I missed this post from Marc Myers back in May. As a sometimes music reviewer, I think he's right on
the money. If Brenda Nelson-Strauss, David Lewis and other frequent music-reviewers among us wish to
comment, I'm very interested in their thoughts on the topic.
Marc's comments apply in general to the PR trade. From my position as a business journalist, I can
tell you that I get dozens of PR e-mails (and faxes) every day and a very small percentage of them
get anything resembling attention because they are either poorly written, have a useless or dumb
subject line and/or are irrelevant to my publication, which SINCE 1982 has covered nothing but the
non-alcoholic beverage business (and yet every hack with a new microbrewery or designer whiskey
client seems to be too lazy to find that out).
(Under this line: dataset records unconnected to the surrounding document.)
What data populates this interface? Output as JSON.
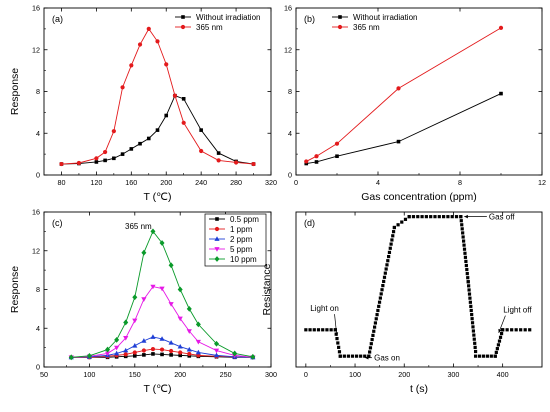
{
  "chart_data": [
    {
      "panel": "(a)",
      "type": "line",
      "xlabel": "T (℃)",
      "ylabel": "Response",
      "xlim": [
        60,
        320
      ],
      "ylim": [
        0,
        16
      ],
      "xticks": [
        80,
        120,
        160,
        200,
        240,
        280,
        320
      ],
      "yticks": [
        0,
        4,
        8,
        12,
        16
      ],
      "legend_position": "top-right",
      "series": [
        {
          "name": "Without irradiation",
          "color": "#000000",
          "marker": "square",
          "x": [
            80,
            100,
            120,
            130,
            140,
            150,
            160,
            170,
            180,
            190,
            200,
            210,
            220,
            240,
            260,
            280,
            300
          ],
          "y": [
            1.05,
            1.1,
            1.25,
            1.4,
            1.6,
            2.0,
            2.5,
            3.0,
            3.5,
            4.3,
            5.7,
            7.6,
            7.3,
            4.3,
            2.1,
            1.3,
            1.05
          ]
        },
        {
          "name": "365 nm",
          "color": "#e31a1c",
          "marker": "circle",
          "x": [
            80,
            100,
            120,
            130,
            140,
            150,
            160,
            170,
            180,
            190,
            200,
            210,
            220,
            240,
            260,
            280,
            300
          ],
          "y": [
            1.05,
            1.15,
            1.6,
            2.2,
            4.2,
            8.4,
            10.5,
            12.5,
            14.0,
            12.8,
            10.6,
            7.6,
            5.0,
            2.3,
            1.4,
            1.2,
            1.05
          ]
        }
      ]
    },
    {
      "panel": "(b)",
      "type": "line",
      "xlabel": "Gas concentration (ppm)",
      "ylabel": "",
      "xlim": [
        0,
        12
      ],
      "ylim": [
        0,
        16
      ],
      "xticks": [
        0,
        4,
        8,
        12
      ],
      "yticks": [
        0,
        4,
        8,
        12,
        16
      ],
      "legend_position": "top-left",
      "series": [
        {
          "name": "Without irradiation",
          "color": "#000000",
          "marker": "square",
          "x": [
            0.5,
            1,
            2,
            5,
            10
          ],
          "y": [
            1.1,
            1.25,
            1.8,
            3.2,
            7.8
          ]
        },
        {
          "name": "365 nm",
          "color": "#e31a1c",
          "marker": "circle",
          "x": [
            0.5,
            1,
            2,
            5,
            10
          ],
          "y": [
            1.3,
            1.8,
            3.0,
            8.3,
            14.1
          ]
        }
      ]
    },
    {
      "panel": "(c)",
      "type": "line",
      "xlabel": "T (℃)",
      "ylabel": "Response",
      "annotation": "365 nm",
      "xlim": [
        50,
        300
      ],
      "ylim": [
        0,
        16
      ],
      "xticks": [
        50,
        100,
        150,
        200,
        250,
        300
      ],
      "yticks": [
        0,
        4,
        8,
        12,
        16
      ],
      "legend_position": "top-right",
      "series": [
        {
          "name": "0.5 ppm",
          "color": "#000000",
          "marker": "square",
          "x": [
            80,
            100,
            120,
            130,
            140,
            150,
            160,
            170,
            180,
            190,
            200,
            210,
            220,
            240,
            260,
            280
          ],
          "y": [
            1.0,
            1.0,
            1.0,
            1.05,
            1.1,
            1.15,
            1.25,
            1.35,
            1.3,
            1.25,
            1.2,
            1.15,
            1.1,
            1.05,
            1.0,
            1.0
          ]
        },
        {
          "name": "1 ppm",
          "color": "#e31a1c",
          "marker": "circle",
          "x": [
            80,
            100,
            120,
            130,
            140,
            150,
            160,
            170,
            180,
            190,
            200,
            210,
            220,
            240,
            260,
            280
          ],
          "y": [
            1.0,
            1.0,
            1.1,
            1.2,
            1.3,
            1.5,
            1.7,
            1.85,
            1.8,
            1.65,
            1.5,
            1.35,
            1.2,
            1.1,
            1.05,
            1.0
          ]
        },
        {
          "name": "2 ppm",
          "color": "#1f3fd6",
          "marker": "triangle-up",
          "x": [
            80,
            100,
            120,
            130,
            140,
            150,
            160,
            170,
            180,
            190,
            200,
            210,
            220,
            240,
            260,
            280
          ],
          "y": [
            1.0,
            1.05,
            1.2,
            1.4,
            1.7,
            2.2,
            2.7,
            3.1,
            2.9,
            2.5,
            2.1,
            1.8,
            1.5,
            1.2,
            1.05,
            1.0
          ]
        },
        {
          "name": "5 ppm",
          "color": "#e619e6",
          "marker": "triangle-down",
          "x": [
            80,
            100,
            120,
            130,
            140,
            150,
            160,
            170,
            180,
            190,
            200,
            210,
            220,
            240,
            260,
            280
          ],
          "y": [
            1.0,
            1.1,
            1.4,
            2.0,
            3.0,
            4.8,
            7.0,
            8.3,
            8.1,
            6.5,
            5.0,
            3.7,
            2.6,
            1.7,
            1.2,
            1.0
          ]
        },
        {
          "name": "10 ppm",
          "color": "#0a9a2a",
          "marker": "diamond",
          "x": [
            80,
            100,
            120,
            130,
            140,
            150,
            160,
            170,
            180,
            190,
            200,
            210,
            220,
            240,
            260,
            280
          ],
          "y": [
            1.0,
            1.15,
            1.8,
            2.8,
            4.6,
            7.2,
            11.8,
            14.0,
            12.8,
            10.5,
            8.0,
            6.0,
            4.4,
            2.4,
            1.4,
            1.05
          ]
        }
      ]
    },
    {
      "panel": "(d)",
      "type": "scatter",
      "xlabel": "t (s)",
      "ylabel": "Resistance",
      "xlim": [
        -20,
        480
      ],
      "ylim": [
        0,
        1
      ],
      "xticks": [
        0,
        100,
        200,
        300,
        400
      ],
      "yticks": [],
      "segments": [
        {
          "x0": 0,
          "x1": 60,
          "y0": 0.24,
          "y1": 0.24
        },
        {
          "x0": 60,
          "x1": 70,
          "y0": 0.24,
          "y1": 0.07
        },
        {
          "x0": 70,
          "x1": 128,
          "y0": 0.07,
          "y1": 0.07
        },
        {
          "x0": 128,
          "x1": 180,
          "y0": 0.07,
          "y1": 0.9
        },
        {
          "x0": 180,
          "x1": 210,
          "y0": 0.9,
          "y1": 0.97
        },
        {
          "x0": 210,
          "x1": 315,
          "y0": 0.97,
          "y1": 0.97
        },
        {
          "x0": 315,
          "x1": 330,
          "y0": 0.97,
          "y1": 0.55
        },
        {
          "x0": 330,
          "x1": 345,
          "y0": 0.55,
          "y1": 0.1
        },
        {
          "x0": 345,
          "x1": 385,
          "y0": 0.07,
          "y1": 0.07
        },
        {
          "x0": 385,
          "x1": 400,
          "y0": 0.07,
          "y1": 0.24
        },
        {
          "x0": 400,
          "x1": 455,
          "y0": 0.24,
          "y1": 0.24
        }
      ],
      "annotations": [
        {
          "text": "Light on",
          "x": 38,
          "y": 0.38
        },
        {
          "text": "Gas on",
          "x": 165,
          "y": 0.06
        },
        {
          "text": "Gas off",
          "x": 372,
          "y": 0.97
        },
        {
          "text": "Light off",
          "x": 430,
          "y": 0.37
        }
      ]
    }
  ]
}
To listmembers who use PR firms, you might want to think on this topic and consider if you're
getting any value for the fees you are paying them. I definitely think such "measures of
performance" as how many people are contacted (ie how much spaghetti was thrown up on the wall) are
not valuable to the client. Neither is a boast, which I heard from a PR person at one of our
conferences, that "I have a great e-mail list because we have only a 5% bounce-back rate." So what
if you know a lot of current e-mail addresses, do any of those people want to hear from you or read
what you've sent? Another one I heard, a PR person pitching an executive, "we always follow up with
a phone call." Yes, I get those calls and they are even more annoying than irrelevant mis-targeted
e-mails. Suffice to say it is a strain to remain polite when being bothered by a time-wasting phone
call to further pitch an irrelevant product or topic that was already pestering me in my inbox. All
could be avoided by the kind of better preparation, and better knowledge of various media outlets
and their deadlines/editorial flows, etc that Marc Myers describes. Such work is the mark of a
professional, and thus most PR people are hacks and not professionals.
The point Marc makes about pitching MUSIC and then making it difficult or non-obvious how the HEAR
THE MUSIC is the best of his points, in my opinion, followed closely by timing PR blasts too close
before or after the fact vis-a-vis the album's release date.